Royal Navy divers blow up WWII mine
A gigantic plume of water and mud was thrown up by a huge German mine, safely blown up by Royal Navy bomb disposal experts off the Kent coast after a delicate operation to remove it from a dredger.
The air-dropped 'GC' mine, containing 1,500lbs (680kg) of high explosives, dated from the Second World War and was brought to the surface by a dredger six miles (10km) north of Sheerness.
Analyzing the Major Mines of the World
Before carrying out a controlled explosion a four-man Navy team from Southern Diving Unit 2 in Portsmouth had to carefully remove the device from the vessel's dredge head.
Chief Petty Officer Ian 'Scouse' Fleming, who led the team, worked for seven hours through the night in atrocious conditions to safely extract the mine and hoist it onto the dredger's upper deck.
"I had to crawl along a pipe to reach the mine to attach chains. It was a confined space and waves were splashing all around me. The fuses had been bashed about a bit and were quite dangerous and the explosives were exposed.

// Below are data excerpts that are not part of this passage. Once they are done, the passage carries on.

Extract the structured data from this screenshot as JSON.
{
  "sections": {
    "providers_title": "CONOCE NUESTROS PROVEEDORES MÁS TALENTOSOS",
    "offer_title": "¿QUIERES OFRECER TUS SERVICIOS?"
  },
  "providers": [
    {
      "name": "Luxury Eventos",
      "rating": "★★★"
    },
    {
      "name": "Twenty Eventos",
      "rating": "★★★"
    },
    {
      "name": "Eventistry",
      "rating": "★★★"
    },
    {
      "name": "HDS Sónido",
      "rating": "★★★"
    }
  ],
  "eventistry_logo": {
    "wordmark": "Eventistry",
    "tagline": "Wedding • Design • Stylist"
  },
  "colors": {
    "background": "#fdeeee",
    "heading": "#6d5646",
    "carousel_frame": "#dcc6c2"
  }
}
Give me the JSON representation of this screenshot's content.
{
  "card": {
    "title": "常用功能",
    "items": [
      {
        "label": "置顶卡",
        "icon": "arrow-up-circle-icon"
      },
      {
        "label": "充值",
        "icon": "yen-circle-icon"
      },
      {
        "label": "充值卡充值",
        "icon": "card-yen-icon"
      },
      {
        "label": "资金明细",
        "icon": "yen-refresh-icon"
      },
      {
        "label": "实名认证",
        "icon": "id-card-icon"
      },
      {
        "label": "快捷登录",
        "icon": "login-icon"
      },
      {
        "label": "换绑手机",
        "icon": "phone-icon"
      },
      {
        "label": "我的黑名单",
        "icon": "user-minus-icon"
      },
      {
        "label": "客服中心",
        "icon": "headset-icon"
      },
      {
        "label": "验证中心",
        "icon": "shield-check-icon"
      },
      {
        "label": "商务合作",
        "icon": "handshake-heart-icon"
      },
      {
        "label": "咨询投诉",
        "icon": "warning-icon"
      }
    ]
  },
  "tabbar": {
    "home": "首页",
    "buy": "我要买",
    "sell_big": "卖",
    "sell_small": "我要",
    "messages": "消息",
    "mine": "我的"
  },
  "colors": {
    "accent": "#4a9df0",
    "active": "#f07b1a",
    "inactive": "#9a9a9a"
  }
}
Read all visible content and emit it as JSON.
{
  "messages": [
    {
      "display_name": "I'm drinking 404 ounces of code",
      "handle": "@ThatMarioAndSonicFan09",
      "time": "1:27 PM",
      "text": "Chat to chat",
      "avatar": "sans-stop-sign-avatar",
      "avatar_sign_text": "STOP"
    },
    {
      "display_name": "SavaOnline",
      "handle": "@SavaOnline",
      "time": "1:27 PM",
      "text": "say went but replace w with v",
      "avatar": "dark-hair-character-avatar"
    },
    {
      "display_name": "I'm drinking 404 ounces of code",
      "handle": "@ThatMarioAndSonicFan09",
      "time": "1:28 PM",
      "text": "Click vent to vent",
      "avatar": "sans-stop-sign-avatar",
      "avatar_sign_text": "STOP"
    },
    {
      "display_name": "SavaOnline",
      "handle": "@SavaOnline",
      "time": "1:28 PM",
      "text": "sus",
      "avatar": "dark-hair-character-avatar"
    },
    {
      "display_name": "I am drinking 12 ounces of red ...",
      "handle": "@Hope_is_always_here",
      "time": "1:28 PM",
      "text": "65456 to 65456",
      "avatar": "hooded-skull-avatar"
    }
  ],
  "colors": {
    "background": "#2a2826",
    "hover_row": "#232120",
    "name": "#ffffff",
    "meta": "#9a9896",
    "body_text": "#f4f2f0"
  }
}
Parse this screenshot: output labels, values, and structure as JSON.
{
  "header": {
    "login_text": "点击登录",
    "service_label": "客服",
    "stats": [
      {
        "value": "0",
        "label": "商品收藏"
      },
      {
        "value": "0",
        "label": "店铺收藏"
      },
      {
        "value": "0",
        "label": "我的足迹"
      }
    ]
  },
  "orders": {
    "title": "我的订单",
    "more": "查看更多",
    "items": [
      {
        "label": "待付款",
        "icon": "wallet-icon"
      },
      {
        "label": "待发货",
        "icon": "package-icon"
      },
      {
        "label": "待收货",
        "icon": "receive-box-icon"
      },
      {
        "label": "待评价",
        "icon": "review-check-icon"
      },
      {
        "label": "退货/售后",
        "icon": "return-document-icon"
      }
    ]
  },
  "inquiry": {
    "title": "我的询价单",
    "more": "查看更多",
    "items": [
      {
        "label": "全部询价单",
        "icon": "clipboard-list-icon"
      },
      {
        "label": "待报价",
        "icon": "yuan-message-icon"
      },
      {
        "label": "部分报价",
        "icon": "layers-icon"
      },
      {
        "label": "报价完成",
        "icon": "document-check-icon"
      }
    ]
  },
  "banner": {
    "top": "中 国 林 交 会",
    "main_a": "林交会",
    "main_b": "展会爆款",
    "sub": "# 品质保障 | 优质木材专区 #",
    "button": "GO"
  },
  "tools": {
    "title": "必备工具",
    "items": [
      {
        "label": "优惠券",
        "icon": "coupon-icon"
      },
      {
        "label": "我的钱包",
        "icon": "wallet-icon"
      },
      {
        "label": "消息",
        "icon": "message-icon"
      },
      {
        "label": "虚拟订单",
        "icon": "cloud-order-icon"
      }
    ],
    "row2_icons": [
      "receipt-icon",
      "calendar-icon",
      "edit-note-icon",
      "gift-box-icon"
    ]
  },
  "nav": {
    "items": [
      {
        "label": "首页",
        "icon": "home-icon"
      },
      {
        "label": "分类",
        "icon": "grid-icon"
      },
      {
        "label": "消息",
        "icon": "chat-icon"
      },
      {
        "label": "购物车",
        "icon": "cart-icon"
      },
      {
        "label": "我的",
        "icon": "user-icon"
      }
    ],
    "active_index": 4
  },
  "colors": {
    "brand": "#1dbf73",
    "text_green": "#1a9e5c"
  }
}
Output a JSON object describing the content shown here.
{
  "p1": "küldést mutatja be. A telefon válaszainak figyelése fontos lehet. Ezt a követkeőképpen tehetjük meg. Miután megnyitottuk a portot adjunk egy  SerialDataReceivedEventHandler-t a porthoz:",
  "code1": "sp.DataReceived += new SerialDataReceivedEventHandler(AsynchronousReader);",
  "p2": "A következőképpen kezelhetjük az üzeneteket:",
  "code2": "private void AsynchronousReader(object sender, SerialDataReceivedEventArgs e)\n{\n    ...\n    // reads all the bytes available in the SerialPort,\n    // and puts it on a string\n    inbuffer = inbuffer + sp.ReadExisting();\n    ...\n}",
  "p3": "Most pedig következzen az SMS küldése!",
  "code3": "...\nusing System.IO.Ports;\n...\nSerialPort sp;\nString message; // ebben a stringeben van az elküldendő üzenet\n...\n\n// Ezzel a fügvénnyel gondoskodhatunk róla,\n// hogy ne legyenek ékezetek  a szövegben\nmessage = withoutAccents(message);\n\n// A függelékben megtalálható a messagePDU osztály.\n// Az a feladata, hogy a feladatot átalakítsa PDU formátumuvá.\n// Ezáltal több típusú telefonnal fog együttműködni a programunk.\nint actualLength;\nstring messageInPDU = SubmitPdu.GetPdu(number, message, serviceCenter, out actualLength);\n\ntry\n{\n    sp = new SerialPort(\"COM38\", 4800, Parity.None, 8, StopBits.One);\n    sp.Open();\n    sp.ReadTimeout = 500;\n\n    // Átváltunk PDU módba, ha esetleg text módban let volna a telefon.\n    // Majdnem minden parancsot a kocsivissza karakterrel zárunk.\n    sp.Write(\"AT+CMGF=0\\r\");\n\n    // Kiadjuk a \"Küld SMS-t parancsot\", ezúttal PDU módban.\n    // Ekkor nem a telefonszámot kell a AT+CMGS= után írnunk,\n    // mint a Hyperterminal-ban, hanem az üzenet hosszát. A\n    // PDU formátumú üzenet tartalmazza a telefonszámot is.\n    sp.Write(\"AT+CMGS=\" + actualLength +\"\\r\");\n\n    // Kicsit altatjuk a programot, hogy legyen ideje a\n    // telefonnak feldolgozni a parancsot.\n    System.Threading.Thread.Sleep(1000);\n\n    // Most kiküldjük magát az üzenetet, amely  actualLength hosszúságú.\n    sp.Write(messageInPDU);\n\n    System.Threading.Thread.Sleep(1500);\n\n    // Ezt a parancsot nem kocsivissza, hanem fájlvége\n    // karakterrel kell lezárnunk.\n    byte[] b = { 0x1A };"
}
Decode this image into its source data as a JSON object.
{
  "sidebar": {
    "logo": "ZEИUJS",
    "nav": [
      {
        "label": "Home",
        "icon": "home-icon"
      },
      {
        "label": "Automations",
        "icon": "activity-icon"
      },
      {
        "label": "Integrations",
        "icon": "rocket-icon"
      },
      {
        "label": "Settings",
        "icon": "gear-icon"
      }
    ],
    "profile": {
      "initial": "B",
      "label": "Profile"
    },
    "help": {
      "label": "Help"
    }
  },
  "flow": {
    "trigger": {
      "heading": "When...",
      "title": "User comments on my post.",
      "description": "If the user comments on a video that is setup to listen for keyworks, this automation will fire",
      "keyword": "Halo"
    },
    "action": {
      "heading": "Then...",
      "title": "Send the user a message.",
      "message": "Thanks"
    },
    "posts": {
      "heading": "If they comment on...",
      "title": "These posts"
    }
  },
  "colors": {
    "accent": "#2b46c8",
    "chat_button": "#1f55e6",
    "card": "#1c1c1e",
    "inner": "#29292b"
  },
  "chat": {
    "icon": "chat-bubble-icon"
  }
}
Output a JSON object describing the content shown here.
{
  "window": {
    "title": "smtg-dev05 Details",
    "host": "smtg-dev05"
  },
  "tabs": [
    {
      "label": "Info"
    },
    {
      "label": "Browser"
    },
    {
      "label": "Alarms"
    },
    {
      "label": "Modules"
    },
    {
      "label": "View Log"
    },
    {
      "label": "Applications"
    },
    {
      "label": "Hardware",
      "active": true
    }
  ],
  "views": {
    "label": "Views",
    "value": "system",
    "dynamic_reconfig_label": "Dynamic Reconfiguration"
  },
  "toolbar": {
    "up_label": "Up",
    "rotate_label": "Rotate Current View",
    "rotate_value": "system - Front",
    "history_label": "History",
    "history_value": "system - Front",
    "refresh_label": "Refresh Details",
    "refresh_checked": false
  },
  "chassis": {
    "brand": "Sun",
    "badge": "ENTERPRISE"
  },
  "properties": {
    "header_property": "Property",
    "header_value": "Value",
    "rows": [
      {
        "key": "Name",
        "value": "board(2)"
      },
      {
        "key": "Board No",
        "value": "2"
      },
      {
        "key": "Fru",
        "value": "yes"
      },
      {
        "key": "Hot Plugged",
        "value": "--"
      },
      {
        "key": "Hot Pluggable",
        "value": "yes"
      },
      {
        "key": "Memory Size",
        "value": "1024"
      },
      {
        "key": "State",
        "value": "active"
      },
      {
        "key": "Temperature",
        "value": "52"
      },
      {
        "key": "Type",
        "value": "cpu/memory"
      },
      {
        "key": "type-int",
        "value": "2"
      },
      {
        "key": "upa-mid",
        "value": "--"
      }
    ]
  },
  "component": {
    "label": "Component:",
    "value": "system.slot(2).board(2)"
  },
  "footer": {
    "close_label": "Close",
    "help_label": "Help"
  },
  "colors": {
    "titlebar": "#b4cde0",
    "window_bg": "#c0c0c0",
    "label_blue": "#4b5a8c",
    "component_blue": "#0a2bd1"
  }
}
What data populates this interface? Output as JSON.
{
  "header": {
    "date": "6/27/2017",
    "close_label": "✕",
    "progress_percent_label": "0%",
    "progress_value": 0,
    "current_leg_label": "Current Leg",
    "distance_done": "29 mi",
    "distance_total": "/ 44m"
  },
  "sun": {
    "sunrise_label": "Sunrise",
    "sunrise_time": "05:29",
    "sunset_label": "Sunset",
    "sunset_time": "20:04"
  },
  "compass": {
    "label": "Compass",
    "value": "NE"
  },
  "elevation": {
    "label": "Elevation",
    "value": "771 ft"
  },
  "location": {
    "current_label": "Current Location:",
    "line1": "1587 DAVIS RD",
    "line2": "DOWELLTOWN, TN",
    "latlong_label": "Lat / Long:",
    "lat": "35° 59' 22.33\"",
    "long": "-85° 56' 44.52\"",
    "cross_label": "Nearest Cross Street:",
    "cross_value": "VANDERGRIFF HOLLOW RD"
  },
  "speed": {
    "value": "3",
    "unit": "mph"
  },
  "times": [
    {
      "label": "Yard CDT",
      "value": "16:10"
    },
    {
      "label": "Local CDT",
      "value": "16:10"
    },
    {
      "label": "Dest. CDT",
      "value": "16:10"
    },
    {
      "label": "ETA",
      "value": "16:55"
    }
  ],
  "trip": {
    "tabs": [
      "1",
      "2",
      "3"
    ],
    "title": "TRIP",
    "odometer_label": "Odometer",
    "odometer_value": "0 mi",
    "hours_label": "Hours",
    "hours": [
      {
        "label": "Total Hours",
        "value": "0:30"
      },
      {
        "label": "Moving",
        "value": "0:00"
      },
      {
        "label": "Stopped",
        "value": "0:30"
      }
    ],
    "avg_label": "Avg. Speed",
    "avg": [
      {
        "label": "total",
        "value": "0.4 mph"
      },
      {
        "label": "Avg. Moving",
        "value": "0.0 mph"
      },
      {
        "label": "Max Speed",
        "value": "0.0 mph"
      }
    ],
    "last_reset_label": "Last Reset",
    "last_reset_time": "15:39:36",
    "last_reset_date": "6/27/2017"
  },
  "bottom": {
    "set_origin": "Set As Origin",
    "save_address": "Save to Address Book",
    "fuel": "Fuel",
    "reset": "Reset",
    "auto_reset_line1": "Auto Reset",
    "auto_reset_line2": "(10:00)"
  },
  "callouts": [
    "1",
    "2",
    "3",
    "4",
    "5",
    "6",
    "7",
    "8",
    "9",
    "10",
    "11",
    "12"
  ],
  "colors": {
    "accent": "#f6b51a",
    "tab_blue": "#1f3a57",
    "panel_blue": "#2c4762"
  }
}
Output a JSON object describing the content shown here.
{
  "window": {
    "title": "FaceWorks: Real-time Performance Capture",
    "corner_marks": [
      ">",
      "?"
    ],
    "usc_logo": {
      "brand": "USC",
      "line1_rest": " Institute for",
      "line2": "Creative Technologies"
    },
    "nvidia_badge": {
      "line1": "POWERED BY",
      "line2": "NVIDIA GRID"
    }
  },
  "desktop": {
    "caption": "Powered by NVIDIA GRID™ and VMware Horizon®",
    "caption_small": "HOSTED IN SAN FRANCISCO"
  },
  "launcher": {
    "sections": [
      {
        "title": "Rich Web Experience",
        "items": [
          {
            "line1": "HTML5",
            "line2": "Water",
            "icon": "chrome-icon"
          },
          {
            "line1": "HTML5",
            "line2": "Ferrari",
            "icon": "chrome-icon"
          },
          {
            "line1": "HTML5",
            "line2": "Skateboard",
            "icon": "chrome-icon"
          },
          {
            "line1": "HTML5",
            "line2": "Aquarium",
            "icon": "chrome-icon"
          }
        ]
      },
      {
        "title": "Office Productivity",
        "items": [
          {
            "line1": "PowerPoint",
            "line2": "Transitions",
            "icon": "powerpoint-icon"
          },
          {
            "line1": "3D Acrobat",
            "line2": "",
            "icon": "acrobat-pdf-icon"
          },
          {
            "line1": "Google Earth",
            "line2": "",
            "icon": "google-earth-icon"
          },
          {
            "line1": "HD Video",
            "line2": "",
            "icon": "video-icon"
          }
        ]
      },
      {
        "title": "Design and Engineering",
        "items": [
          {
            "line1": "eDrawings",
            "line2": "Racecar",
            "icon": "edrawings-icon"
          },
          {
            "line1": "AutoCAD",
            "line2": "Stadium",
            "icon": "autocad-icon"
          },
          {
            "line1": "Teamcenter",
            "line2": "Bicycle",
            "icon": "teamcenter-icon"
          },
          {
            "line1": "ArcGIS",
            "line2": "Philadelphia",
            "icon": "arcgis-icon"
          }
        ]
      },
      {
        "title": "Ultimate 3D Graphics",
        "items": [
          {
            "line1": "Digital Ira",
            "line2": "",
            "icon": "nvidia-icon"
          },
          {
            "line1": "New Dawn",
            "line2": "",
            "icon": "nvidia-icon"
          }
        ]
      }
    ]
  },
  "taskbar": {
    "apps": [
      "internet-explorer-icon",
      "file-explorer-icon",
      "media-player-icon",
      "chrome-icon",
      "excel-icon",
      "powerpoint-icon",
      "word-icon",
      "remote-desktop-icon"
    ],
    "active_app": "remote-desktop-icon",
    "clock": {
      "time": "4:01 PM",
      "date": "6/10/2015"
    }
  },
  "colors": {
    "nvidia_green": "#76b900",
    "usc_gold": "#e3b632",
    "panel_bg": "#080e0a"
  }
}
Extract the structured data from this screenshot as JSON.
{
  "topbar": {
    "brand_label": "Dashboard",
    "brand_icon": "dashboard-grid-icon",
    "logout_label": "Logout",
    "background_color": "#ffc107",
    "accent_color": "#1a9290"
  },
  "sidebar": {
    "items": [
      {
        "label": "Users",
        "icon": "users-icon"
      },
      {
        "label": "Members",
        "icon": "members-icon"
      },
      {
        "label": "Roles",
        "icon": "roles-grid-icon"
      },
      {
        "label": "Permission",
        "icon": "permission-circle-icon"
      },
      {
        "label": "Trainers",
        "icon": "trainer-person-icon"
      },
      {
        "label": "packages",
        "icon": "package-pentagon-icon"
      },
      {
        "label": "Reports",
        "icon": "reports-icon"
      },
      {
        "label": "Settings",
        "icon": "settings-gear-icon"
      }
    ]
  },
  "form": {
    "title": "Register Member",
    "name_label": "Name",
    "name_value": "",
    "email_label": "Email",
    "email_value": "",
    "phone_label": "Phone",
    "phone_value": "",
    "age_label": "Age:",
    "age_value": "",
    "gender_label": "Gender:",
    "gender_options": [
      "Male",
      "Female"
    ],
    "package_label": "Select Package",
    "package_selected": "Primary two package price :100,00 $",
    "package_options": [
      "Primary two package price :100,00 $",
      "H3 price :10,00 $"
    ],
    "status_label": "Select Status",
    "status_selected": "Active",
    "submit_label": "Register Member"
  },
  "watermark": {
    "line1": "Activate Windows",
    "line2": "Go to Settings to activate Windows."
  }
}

"It was a tiring operation - one of the most testing I have been involved in - but everything went to plan."
Yesterday the Second World War device - which measured two metres long by 50cm in diameter - was towed two miles (3km) further out to sea and dropped to a depth of about ten metres.
The controlled explosion caused a 76-metre-high plume, which was clearly visible from the shore.
Accompanying CPO Fleming on the task were Leading Diver Lewis Watson and Able Seamen (Divers) Peter Birse and Josh Spibey.